(Photo: 123RF)
EXPERT INVITÉ. Difficile de dire du mal du produit qui a révolutionné le monde de la finance au cours des dernières décennies. Durant cette période, nous avons été témoins d’un exode progressif et important des actifs sous gestion des fonds communs traditionnels vers les fonds négociés en Bourse (FNB), notamment ceux qui répliquent les rendements des grands indices, comme le S&P/TSX au Canada et le S&P 500 aux États-Unis.
Vous seriez surpris d’apprendre qu’il existe chez nos voisins du Sud plus d’indices que de titres négociés sur les marchés. J’ai l’impression que l’évolution de cette approche a depuis longtemps dévié de l’idée originale derrière cette invention.
Ce profond changement dans la façon d’investir de milliers d’épargnants constitue toutefois, selon moi, un risque important pour la stabilité de nos marchés financiers. Historiquement, les causes des grandes exagérations boursières sont:
1.les avancées technologiques, comme le chemin de fer et Internet;
2.la hausse du revenu disponible des ménages;
3.les changements structurels dans le fonctionnement des marchés boursiers.
Examinons plus en détail ce troisième point.
Au début du 20e siècle, un investisseur sérieux et responsable ne détenait habituellement que des obligations dans son portefeuille. Les actions étant trop volatiles à cette époque, seuls les spéculateurs osaient en détenir. En 1924, un génial économiste et conseiller financier nommé Edgar Lawrence Smith a démontré, dans son incontournable livre Common Stock as Long Term Investment, que les actions, à long terme, augmentaient grandement le rendement d’un portefeuille. En raison de ce changement de paradigme, il y a eu un influx important de capitaux vers les marchés boursiers. Cela a causé une hausse excessive des valeurs et c’est à mon avis l’une des causes du célèbre krach de 1929.
En 1987, la science s’invite dans la gestion financière pour créer des stratégies d’assurance de portefeuille ayant comme objectif de limiter les pertes potentielles en utilisant des produits dérivés sur les grands indices.
Évidemment, tout ne se passe pas comme prévu et, le 19 octobre, «la chaîne débarque»et les grands indices boursiers perdent de 20 % à 30 % en une seule journée.
Il pourrait être judicieux ici de faire le lien entre ces innovations et l’arrivée massive des FNB. Tous les investisseurs ont maintenant accès à une multitude de FNB. Par sa nature passive, le FNB ne fait aucune analyse et investit toutes les liquidités disponibles dans le marché.

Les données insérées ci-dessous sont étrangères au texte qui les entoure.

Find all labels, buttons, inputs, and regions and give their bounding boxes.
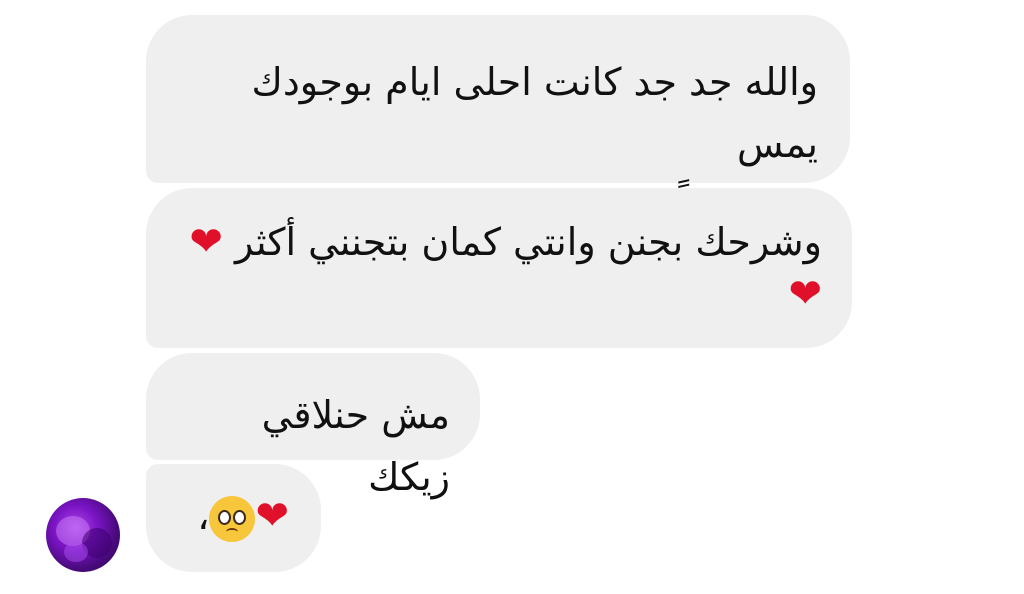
heart-icon: ❤ (788, 271, 822, 317)
message-text: وشرحك بجنن وانتي كمان بتجنني أكثر ❤ ❤ (186, 216, 822, 320)
heart-icon: ❤ (255, 493, 289, 539)
message-bubble-1[interactable]: والله جد جد كانت احلى ايام بوجودك يمس وا… (146, 15, 850, 228)
message-bubble-4[interactable]: ❤ ، (146, 464, 321, 572)
message-bubble-3[interactable]: مش حنلاقي زيكك (146, 353, 480, 499)
heart-icon: ❤ (189, 219, 223, 265)
message-text: ❤ ، (174, 490, 289, 542)
avatar[interactable] (46, 498, 120, 572)
message-text-content: ، (197, 494, 210, 538)
message-bubble-2[interactable]: وشرحك بجنن وانتي كمان بتجنني أكثر ❤ ❤ (146, 188, 852, 348)
message-text-content: وشرحك بجنن وانتي كمان بتجنني أكثر (235, 220, 822, 264)
pleading-face-icon (209, 495, 256, 542)
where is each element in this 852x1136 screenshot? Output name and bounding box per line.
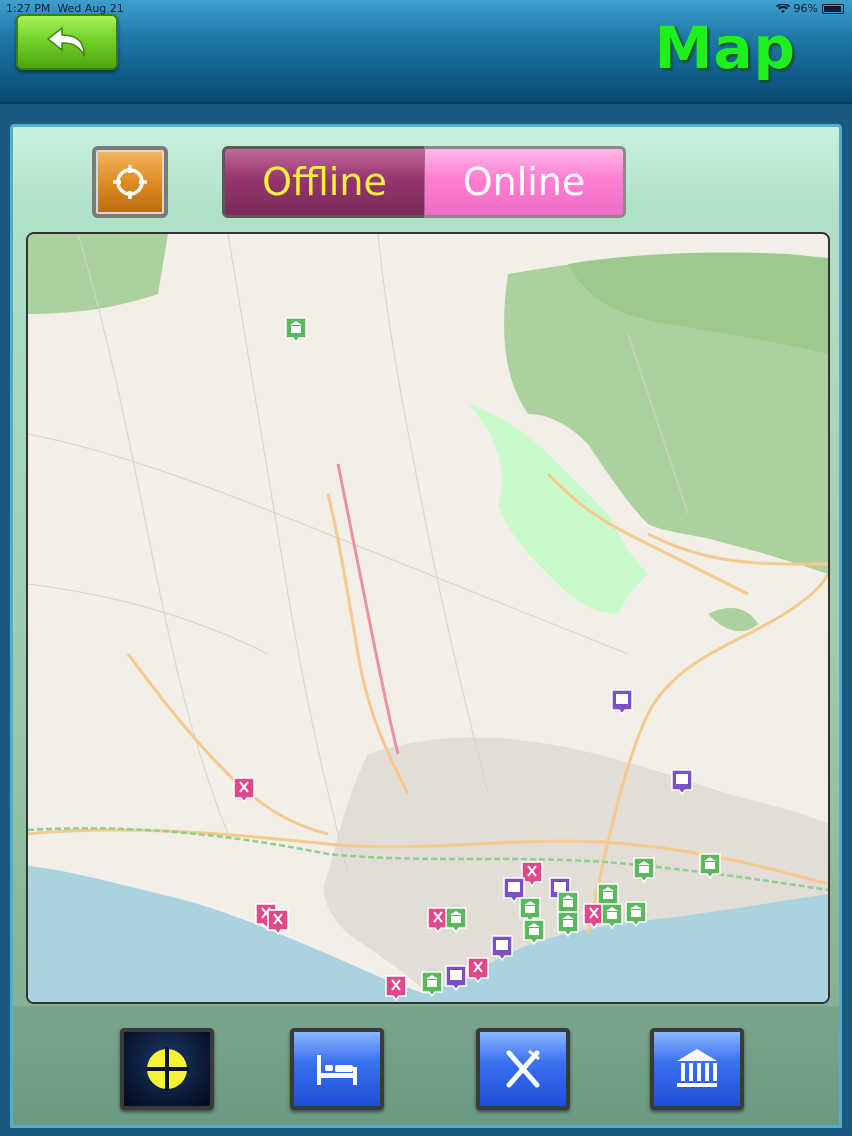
museum-icon: [445, 907, 467, 934]
hotel-bed-icon: [317, 1055, 357, 1085]
hotel-icon: [611, 689, 633, 716]
map-base: [28, 234, 828, 1002]
crosshair-icon: [113, 165, 147, 199]
museum-icon: [285, 317, 307, 344]
hotel-marker[interactable]: [490, 934, 514, 962]
museum-icon: [699, 853, 721, 880]
map-view[interactable]: [26, 232, 830, 1004]
page-title: Map: [654, 14, 796, 82]
hotel-marker[interactable]: [444, 964, 468, 992]
museum-marker[interactable]: [624, 900, 648, 928]
museum-icon: [677, 1049, 717, 1087]
museum-icon: [633, 857, 655, 884]
restaurant-icon: [267, 909, 289, 936]
nav-location-button[interactable]: [120, 1028, 214, 1110]
restaurant-icon: [467, 957, 489, 984]
wifi-icon: [775, 3, 790, 13]
museum-icon: [601, 903, 623, 930]
offline-mode-button[interactable]: Offline: [222, 146, 424, 218]
museum-marker[interactable]: [600, 902, 624, 930]
back-button[interactable]: [16, 14, 118, 70]
museum-marker[interactable]: [698, 852, 722, 880]
museum-marker[interactable]: [632, 856, 656, 884]
museum-icon: [421, 971, 443, 998]
museum-icon: [557, 911, 579, 938]
online-mode-button[interactable]: Online: [424, 146, 626, 218]
nav-museums-button[interactable]: [650, 1028, 744, 1110]
restaurant-cutlery-icon: [506, 1049, 540, 1088]
museum-icon: [523, 919, 545, 946]
locate-button[interactable]: [92, 146, 168, 218]
nav-restaurants-button[interactable]: [476, 1028, 570, 1110]
restaurant-marker[interactable]: [232, 776, 256, 804]
hotel-icon: [671, 769, 693, 796]
restaurant-marker[interactable]: [384, 974, 408, 1002]
restaurant-marker[interactable]: [466, 956, 490, 984]
restaurant-icon: [385, 975, 407, 1002]
app-header: 1:27 PM Wed Aug 21 96% Map: [0, 0, 852, 104]
hotel-marker[interactable]: [610, 688, 634, 716]
battery-percent: 96%: [793, 2, 818, 15]
hotel-icon: [491, 935, 513, 962]
museum-marker[interactable]: [420, 970, 444, 998]
hotel-icon: [445, 965, 467, 992]
hotel-marker[interactable]: [670, 768, 694, 796]
museum-marker[interactable]: [522, 918, 546, 946]
battery-icon: [822, 3, 844, 14]
back-arrow-icon: [46, 26, 85, 58]
museum-icon: [625, 901, 647, 928]
museum-marker[interactable]: [284, 316, 308, 344]
restaurant-icon: [233, 777, 255, 804]
museum-marker[interactable]: [444, 906, 468, 934]
restaurant-marker[interactable]: [266, 908, 290, 936]
museum-marker[interactable]: [556, 910, 580, 938]
location-target-icon: [145, 1047, 189, 1091]
nav-hotels-button[interactable]: [290, 1028, 384, 1110]
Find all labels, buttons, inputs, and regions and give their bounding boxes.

Les plus grands et plus connus des FNB sont construits en utilisant la capitalisation boursière comme barème de poids de ses composants. En d’autres mots, plus une entreprise est grande, plus grand sera son effet sur le rendement pour le détenteur de parts.
Autrement dit, le FNB fait exactement l’inverse de ce que l’on attendrait d’un gestionnaire chevronné:il achète ce qui a le plus monté. Évidemment, tout va bien tant que de nouvelles liquidités arrivent sur le marché.
Imaginez cependant le moment où les liquidités se tarissent. Le FNB vend alors ses plus grandes positions en plus grande quantité et l’effet est alors démesuré, faisant baisser davantage le marché, entraînant de nouvelles ventes, et ainsi de suite. La construction actuelle des plus grands fonds de ce type est très problématique.
Heureusement, il existe déjà des solutions simples et efficaces pour éviter ce risque systématique. Outre la gestion active que je préconise, il est également possible pour les investisseurs d’utiliser des FNB où toutes les positions ont le même poids. Dans son incontournable livre Successful Investing is a Process, le Montréalais Jacques Lussier, malheureusement décédé récemment, explique entre autres que le fait de rééquilibrer activement le portefeuille vers des positions équivalentes augmente le rendement espéré tout en diminuant le risque.
Ce n’est pas la première fois que je présente ce problème, mais l’importance actuelle des FNB basés sur la capitalisation boursière est un risque qui est mal compris des intervenants financiers. Espérons que l’on évite une répétition de 1929 ou de 1987, mais il faut quand même nous y préparer.